No. Consider the expression statement (void)*p
. The *p
performs indirection. From [expr.unary.op]:
The unary * operator performs indirection: the expression to which it is applied shall be a pointer to an
object type, or a pointer to a function type and the result is an lvalue referring to the object or function
to which the expression points.
So the result is an lvalue reference. That, on its own, is not sufficient to cause a "read" of the data pointed to by p. In the above example, I explicitly throw away the result, so there's no reason to read the memory.
Of course, one might argue that the memory of p
is read. Just to be pedantic, I'd point out that's one interpretation of the word. However, an optimizing compiler can see that the lvalue pointed to by p
is not needed here, so it doesn't actually need to read/write the pointer at all.

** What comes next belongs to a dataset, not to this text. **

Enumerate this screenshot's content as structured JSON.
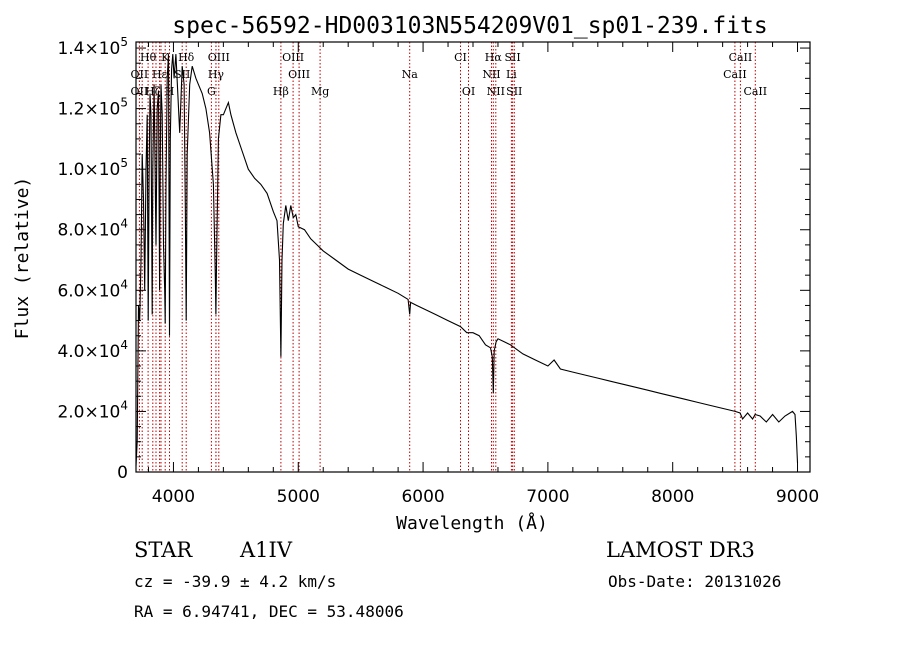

Now what about in a multithread environment? The key to this is the "happens-before" relationship in [intro.multithread]. It's incredibly dry formal language, but the basic idea is that event A happens before event B if A is sequenced before B (in a single thread), or if A inter-thread-happens-before B. The latter is the fancy language lawyer speak for a tool used to capture the behavior of both synchronization primitives like mutexes and atomics.
If A does not happens-before B and B does not happens-before A, then the two events are not ordered with respect to eachother. This is what happens on two threads when you don't have anything like mutexes to force an ordering. If one event writes to a memory location and the other reads or writes to that address, the result is a data race. And a data race is undefined behavior: you get what you get. The spec does not have anything to say about what happens when that occurs. It doesn't say anything about whether it triggers a memory access or not... it says absolutely nothing about it.
As an effect of the rules codified in [intro.multithread], the compiler is effectively allowed to optimize its code as if a thread was operating in complete isolation unless a threading primitive (such as a mutex or atomic) forces otherwise. This includes all the usual elisions, such as not reading from memory if you don't have to.